Léon Bernier, sociologue, “ Les relations sociales ” (1997)
Introduction


Une édition électronique réalisée à partir de l'article de Léon Bernier, sociologue, “ Les relations sociales ”. Un article publié dans l’ouvrage de Madeleine Gauthier, Léon Bernier, Francine Bédard-Hô, Lise Dubois, Jean-Louis Paré, André Roberge, Les 15-19 ans. Quel présent ? Quel avenir ? Chapitre 2 « Les relations sociales », pages 39 à 63. Montréal : Institut québécois de recherche sur la culture, 1997, 252 pages. [Autorisation accordée par M. Léon Bernier le 29 septembre 2004]

Introduction

Aborder les jeunes sous l'angle des relations sociales, c'est aller directement au cœur de cette catégorie d'âge qui, plus que toute autre, se définit non seulement par l'intensité effective des interactions familiales, amicales et amoureuses, mais par l'importance qu'y revêtent l'échange et la communication à cette phase de construction de l'identité. Si la jeunesse est l'âge par excellence des choix, elle est aussi, suivant une formule d'Olivier Galland, une «phase d'expérimentation des définitions de soi [...] et des façons d'être ensemble» (1993: 35). C'est une période où parents et enfants apprennent progressivement à se percevoir les uns et les autres dans une relation entre adultes. C'en est une où l'amitié et, plus largement, l'entretien d'un réseau de sociabilité dans le groupe des pairs jouent un rôle central tant pour la fabrication de l'image et de l'estime personnelles que pour l'apprentissage des codes sociaux. C'en est une, enfin, où l'amour et la sexualité occupent une part de plus en plus tangible et engageante de projets de vie.

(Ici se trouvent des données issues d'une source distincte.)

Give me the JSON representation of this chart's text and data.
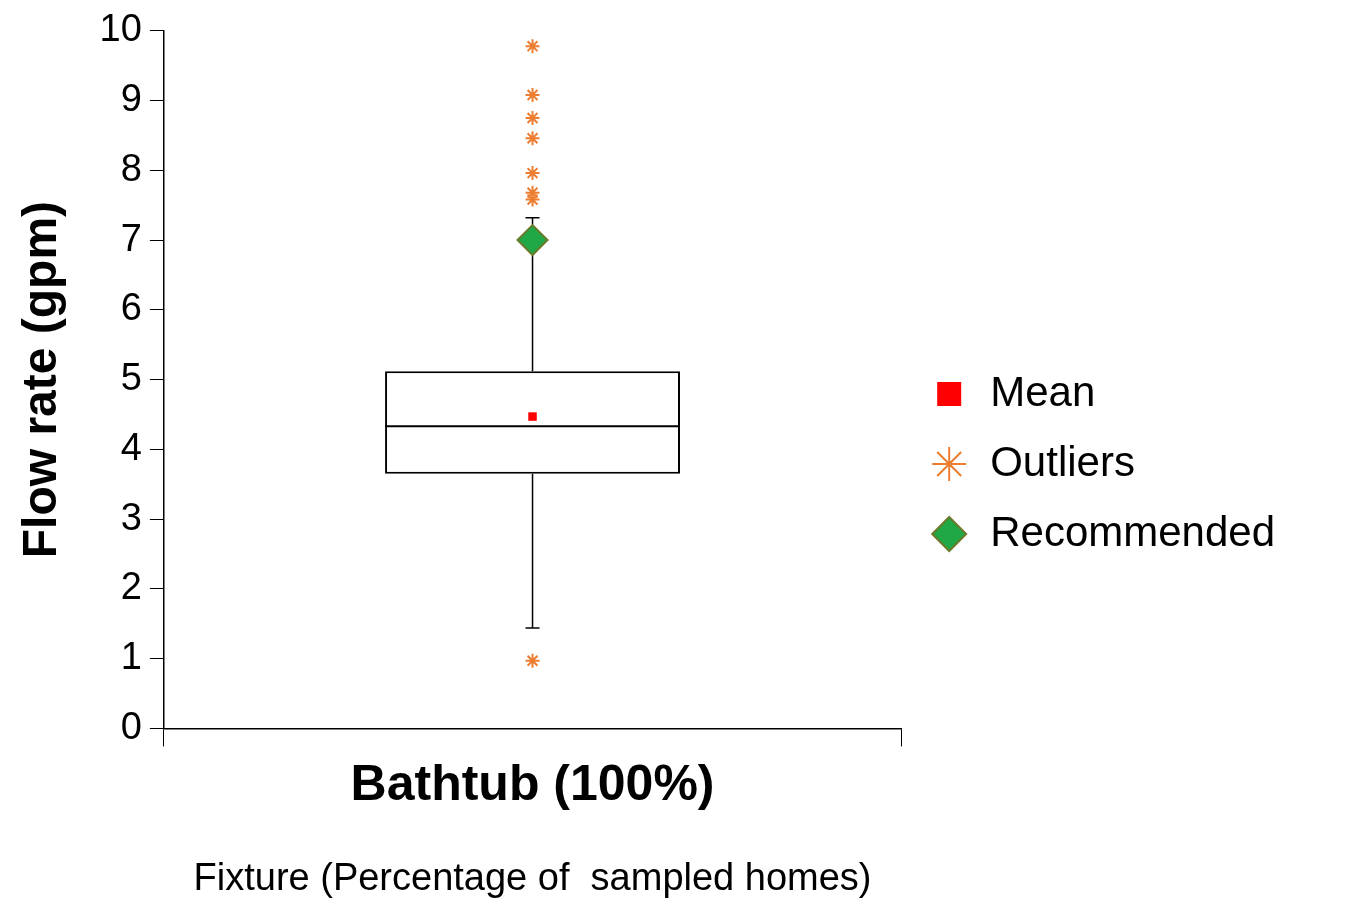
{
  "chart_data": {
    "type": "box",
    "xlabel": "Fixture (Percentage of  sampled homes)",
    "ylabel": "Flow rate (gpm)",
    "categories": [
      "Bathtub (100%)"
    ],
    "ylim": [
      0,
      10
    ],
    "yticks": [
      0,
      1,
      2,
      3,
      4,
      5,
      6,
      7,
      8,
      9,
      10
    ],
    "grid": false,
    "legend": "right",
    "series": [
      {
        "type": "box",
        "color": "#000000",
        "boxes": [
          {
            "low": 1.44,
            "q1": 3.65,
            "median": 4.33,
            "q3": 5.12,
            "high": 7.32
          }
        ]
      },
      {
        "type": "scatter",
        "name": "Mean",
        "color": "#ff0000",
        "marker": "square",
        "x": [
          "Bathtub (100%)"
        ],
        "values": [
          4.47
        ]
      },
      {
        "type": "scatter",
        "name": "Outliers",
        "color": "#ed7d31",
        "marker": "cross",
        "x": [
          "Bathtub (100%)",
          "Bathtub (100%)",
          "Bathtub (100%)",
          "Bathtub (100%)",
          "Bathtub (100%)",
          "Bathtub (100%)",
          "Bathtub (100%)",
          "Bathtub (100%)"
        ],
        "values": [
          9.78,
          9.08,
          8.75,
          8.46,
          7.96,
          7.68,
          7.58,
          0.97
        ]
      },
      {
        "type": "scatter",
        "name": "Recommended",
        "color": "#1fa845",
        "marker": "diamond",
        "x": [
          "Bathtub (100%)"
        ],
        "values": [
          7.0
        ]
      }
    ]
  }
}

À ces coordonnées très globalement esquissées de l'univers relationnel des jeunes peuvent se conjuguer des effets d'âge, de génération et de période. Par exemple, on ne transige pas de la même façon avec ses parents à seize et à douze ans. Avoir seize ans ne veut pas dire non plus la même chose aujourd'hui qu'il y a vingt ou même dix ans. Les changements historiques ayant une influence sur les jeunes générations ne laissent pas non plus inchangées celles qui les vivent à un âge plus avancé. Les dissolutions d'union font notamment en sorte de ramener sur les rangs du marché matrimonial des hommes et des femmes d’âge mûr qui peuvent être ainsi appelés à revivre des débuts amoureux en même temps que leurs propres enfants. Les familles étant beaucoup moins nombreuses qu’auparavant, cela permet également aux couples de parents de conserver du temps libre pour entretenir un réseau de sociabilité hors du cercle familial, ce qui constitue un autre élément de rapprochement des styles de vie et des modes de sociabilité respectifs des différentes générations. Être jeune aujourd'hui et plus particulièrement avoir de quinze à dix-neuf ans comporte néanmoins, au plan des expériences relationnelles, des particularités qu'il va s'agir ici d'essayer de mettre en évidence.

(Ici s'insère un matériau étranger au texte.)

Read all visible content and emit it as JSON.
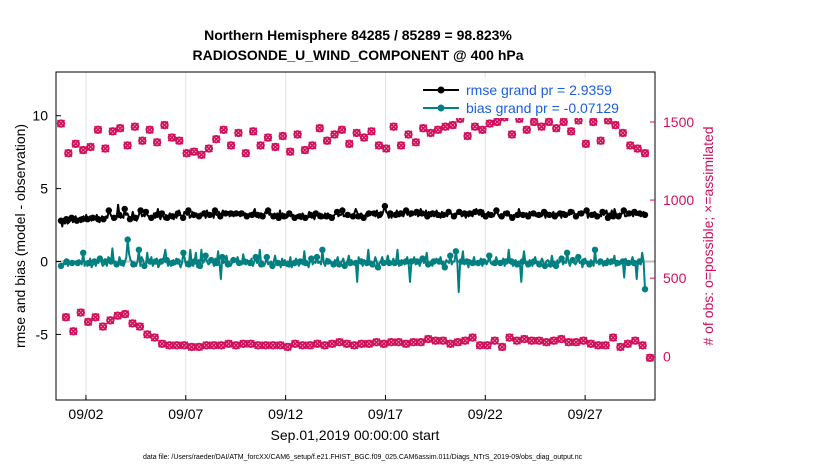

Souvent enfants uniques sinon membres d'une fratrie restreinte (chapitre 7), les jeunes nés depuis les années 1970 ont grandi dans un contexte de profondes transformations de la famille et des rapports parents-enfants. Plusieurs d'entre eux ont connu une séparation parentale suivie d'un épisode plus ou moins long de monoparentalité, pour ensuite vivre peut-être une recomposition familiale, toutes transitions susceptibles d'avoir modifié non seulement la composition du cercle familial immédiat mais aussi celle du réseau plus large des parents et des proches (Marcil-Gratton et al, 1992; Dandurand, 1994). Les familles intactes sur le plan de l'histoire conjugale ne sont pas non plus sans se démarquer du modèle de la famille d'après-guerre, notamment en ce qui a trait à la présence des mères sur le marché du travail (chapitre 7). Contrairement à leurs propres parents, qui ri, ont jamais été en garderie et auraient été sans doute décontenancés de ne pas retrouver leur mère à la maison au retour de l'école, les jeunes de moins de vingt ans sont nombreux à avoir connu soit l'expérience de la garderie, soit celle des gardiennes de jour à domicile et à s'être, plus tard, habitués d'attendre seuls, ou le cas échéant avec les autres membres de la fratrie, le retour du travail des parents. Ces nouvelles caractéristiques familiales ne sont pas nécessairement négatives, mais ne sont pas non plus sans importance par rapport à la dynamique des relations parents-enfants, qui tend à perdre son caractère d'évidence pour devenir un processus beaucoup plus conscient et réflexif (Giddens, 1992).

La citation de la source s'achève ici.